Até o questionamento de como descartar Elias vir à tona, Dayana já arrebatou a plateia do novo filme de Aïnouz, graças ao desempenho inquieto e cativante de sua intérprete, Nataly Rocha. Seu modo franco de falar a encaixa num rol de personagens nacionais que se expressam sem filtros, sendo direta e cortante. Igualmente arrebatador é o desempenho de Igor Xavier como Heraldo, um sonhador que anseia pela chance de ter sua oficina mecânica em São Paulo, deixando a rotina cearense para trás. Já Elias só pensa em ampliar seu motel. Vai para Fortaleza comprar brinquedinhos eróticos e pensa em obras para poder melhorar o atendimento. Ele só não pensa no bem-estar de Dayana. Nem é capaz de imaginar o plano digno de um filme dos Irmãos Coen (como "Gosto de Sangue" ou "Fargo") que se desenha ao seu redor, pondo sua cabeça numa guilhotina.

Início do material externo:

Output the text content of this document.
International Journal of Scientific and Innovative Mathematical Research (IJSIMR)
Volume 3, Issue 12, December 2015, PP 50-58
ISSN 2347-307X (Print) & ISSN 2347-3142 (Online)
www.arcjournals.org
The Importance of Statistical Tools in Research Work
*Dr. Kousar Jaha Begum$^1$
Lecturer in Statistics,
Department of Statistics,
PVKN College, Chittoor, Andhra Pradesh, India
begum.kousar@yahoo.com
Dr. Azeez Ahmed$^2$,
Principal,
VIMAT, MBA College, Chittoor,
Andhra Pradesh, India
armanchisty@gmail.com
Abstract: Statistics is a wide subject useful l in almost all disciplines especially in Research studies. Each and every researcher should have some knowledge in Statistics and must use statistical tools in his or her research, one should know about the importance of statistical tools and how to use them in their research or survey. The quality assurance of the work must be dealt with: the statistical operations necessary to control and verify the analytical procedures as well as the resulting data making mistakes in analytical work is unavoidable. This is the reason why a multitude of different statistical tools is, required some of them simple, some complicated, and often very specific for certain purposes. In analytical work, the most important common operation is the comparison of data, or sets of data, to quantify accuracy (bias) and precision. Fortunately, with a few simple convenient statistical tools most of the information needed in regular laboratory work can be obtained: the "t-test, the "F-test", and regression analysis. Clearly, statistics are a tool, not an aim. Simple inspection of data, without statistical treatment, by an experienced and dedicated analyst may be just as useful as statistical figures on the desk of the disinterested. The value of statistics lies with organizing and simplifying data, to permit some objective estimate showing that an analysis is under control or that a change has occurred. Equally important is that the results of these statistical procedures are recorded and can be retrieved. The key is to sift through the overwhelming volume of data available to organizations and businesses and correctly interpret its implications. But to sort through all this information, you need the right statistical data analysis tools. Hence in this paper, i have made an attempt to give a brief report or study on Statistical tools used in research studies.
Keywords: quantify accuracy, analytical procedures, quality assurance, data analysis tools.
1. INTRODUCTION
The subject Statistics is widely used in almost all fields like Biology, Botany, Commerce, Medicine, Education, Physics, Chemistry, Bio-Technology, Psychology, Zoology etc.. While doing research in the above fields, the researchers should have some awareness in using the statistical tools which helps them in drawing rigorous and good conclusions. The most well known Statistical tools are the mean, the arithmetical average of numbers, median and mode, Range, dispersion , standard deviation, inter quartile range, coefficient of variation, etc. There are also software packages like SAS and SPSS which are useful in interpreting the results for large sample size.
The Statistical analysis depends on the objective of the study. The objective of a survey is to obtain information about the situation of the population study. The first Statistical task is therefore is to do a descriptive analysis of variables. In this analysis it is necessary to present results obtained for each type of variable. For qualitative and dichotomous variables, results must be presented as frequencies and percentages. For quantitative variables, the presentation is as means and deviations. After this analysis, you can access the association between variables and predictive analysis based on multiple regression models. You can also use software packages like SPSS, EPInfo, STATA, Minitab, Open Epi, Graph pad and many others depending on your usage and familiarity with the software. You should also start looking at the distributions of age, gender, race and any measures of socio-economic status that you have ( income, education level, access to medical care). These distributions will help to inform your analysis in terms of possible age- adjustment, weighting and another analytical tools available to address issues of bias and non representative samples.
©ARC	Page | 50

Apoiado na caleidoscópica fotografia da francesa Hélène Louvart (de "Disco Boy"), Karim deu a Cannes um filme surpreendente, que se inscreve nos códigos do thriller noir (sobretudo o dos anos 1980), ao mesmo tempo em que presta um tributo à pornochanchada - embora sem humor. Está mais próximo do cinema à flor da pele de Fauzi Mansur ("A Noite do Desejo") do que dos clássicos erotômanos com Carlo Mossy ou David Cardoso.

Fiel à estética de pulsões que vem de "Madame Satã" (2002) e se depura em "Praia do Futuro" (2014), Karim se (re)afirma autor num estudo delicado de personagem. Estudo esse que tenta compreender os resquícios de Brasil por trás de cada vértice de seu triângulo. Passa pela violência contra as mulheres, o crime organizado, a corrupção e o machismo, desconstruindo cada um desses males no roteiro escrito com Wislan Esmeraldo e Maurício Zacharias. Visualmente, a direção de arte de Marcos Pedroso faz do motel Destino um quarto - e vivíssimo - personagem, que serve de microcosmos para abismos onde ainda estamos enfiados, e se ampliaram na era Bolsonaro.